Proteins (continued)

The telephone cord may well illustrate the idea of ​​protein structures.

Form and function: an inseparable binomial

You will soon understand how the spatial structure of a protein is related to its biological function. For the time being, remember that the maintenance of secondary and tertiary structures is due to the bonds that occur between amino acids within the protein molecule, determining the different spatial aspects observed.

O heating a protein to certain temperatures promotes the breakdown of internal bonds between amino acids, responsible for the maintenance of secondary and tertiary structures. Amino acids do not separate, they break peptide bonds, but the protein is "dismantled", loses its original structure. We say that a protein denaturation occurred, with loss of its original form. In this way the biological function of the protein is impaired.

However, it is not always the temperature or the change in the acidity of the medium that causes the shape of the protein to change. Oftentimes, substitution of a single amino acid can change the shape of the protein.
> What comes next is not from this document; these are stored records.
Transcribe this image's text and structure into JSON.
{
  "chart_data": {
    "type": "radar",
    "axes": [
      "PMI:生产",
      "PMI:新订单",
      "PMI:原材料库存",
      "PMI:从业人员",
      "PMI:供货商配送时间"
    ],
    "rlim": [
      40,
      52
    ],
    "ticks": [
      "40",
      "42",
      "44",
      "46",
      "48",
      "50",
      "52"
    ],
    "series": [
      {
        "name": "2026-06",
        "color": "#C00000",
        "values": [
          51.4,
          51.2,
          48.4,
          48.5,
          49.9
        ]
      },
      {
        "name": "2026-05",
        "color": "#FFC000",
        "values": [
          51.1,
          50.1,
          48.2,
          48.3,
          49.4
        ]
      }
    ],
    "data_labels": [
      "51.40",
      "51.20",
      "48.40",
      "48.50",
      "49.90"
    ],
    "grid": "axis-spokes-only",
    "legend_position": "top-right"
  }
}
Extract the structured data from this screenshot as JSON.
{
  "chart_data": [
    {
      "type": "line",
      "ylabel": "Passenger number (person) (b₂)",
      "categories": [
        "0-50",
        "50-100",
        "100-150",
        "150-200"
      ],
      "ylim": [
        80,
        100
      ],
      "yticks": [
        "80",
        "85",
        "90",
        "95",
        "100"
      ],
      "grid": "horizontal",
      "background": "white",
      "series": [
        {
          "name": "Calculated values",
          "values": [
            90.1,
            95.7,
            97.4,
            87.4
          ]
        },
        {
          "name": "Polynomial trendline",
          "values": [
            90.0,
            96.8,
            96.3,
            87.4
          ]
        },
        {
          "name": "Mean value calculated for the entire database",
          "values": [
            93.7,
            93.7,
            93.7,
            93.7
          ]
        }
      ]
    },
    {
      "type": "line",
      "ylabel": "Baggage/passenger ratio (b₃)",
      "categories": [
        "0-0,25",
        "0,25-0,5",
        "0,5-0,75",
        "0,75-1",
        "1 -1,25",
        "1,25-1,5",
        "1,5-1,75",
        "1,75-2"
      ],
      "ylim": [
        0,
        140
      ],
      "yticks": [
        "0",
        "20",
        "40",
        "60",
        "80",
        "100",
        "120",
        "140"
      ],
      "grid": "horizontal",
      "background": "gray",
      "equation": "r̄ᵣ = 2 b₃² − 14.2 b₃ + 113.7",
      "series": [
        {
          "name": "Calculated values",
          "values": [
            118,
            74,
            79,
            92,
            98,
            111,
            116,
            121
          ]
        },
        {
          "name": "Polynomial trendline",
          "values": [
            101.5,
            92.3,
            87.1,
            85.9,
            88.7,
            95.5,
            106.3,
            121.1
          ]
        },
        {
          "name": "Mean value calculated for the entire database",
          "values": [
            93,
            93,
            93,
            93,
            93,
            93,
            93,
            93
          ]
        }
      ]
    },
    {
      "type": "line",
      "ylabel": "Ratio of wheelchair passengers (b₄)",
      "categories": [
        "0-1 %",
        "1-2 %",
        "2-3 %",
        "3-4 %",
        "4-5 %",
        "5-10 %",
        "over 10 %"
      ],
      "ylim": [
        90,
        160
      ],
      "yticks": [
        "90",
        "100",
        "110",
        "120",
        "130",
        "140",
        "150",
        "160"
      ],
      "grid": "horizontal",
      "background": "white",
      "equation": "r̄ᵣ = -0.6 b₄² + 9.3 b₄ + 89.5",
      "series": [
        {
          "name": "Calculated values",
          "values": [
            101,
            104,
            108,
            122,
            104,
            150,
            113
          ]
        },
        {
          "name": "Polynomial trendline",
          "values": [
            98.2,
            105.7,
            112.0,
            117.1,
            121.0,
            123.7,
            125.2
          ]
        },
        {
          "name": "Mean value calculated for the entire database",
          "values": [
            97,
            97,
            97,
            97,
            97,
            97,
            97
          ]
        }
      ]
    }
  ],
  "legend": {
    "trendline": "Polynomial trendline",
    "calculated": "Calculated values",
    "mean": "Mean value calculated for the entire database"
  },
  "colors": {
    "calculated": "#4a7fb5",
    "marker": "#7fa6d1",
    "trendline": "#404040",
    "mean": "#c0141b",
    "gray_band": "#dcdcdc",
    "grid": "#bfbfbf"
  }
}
An important example is the substitution of hemoglobin, of the amino acid glutamic acid by the amino acid valine. This simple change causes a profound change in the shape of the entire hemoglobin molecule, directly interfering with its ability to carry oxygen.

Red blood cells containing altered hemoglobin acquire the shape of a sickle when subjected to certain conditions, which gave the name to this anomaly: sickle cell anemia.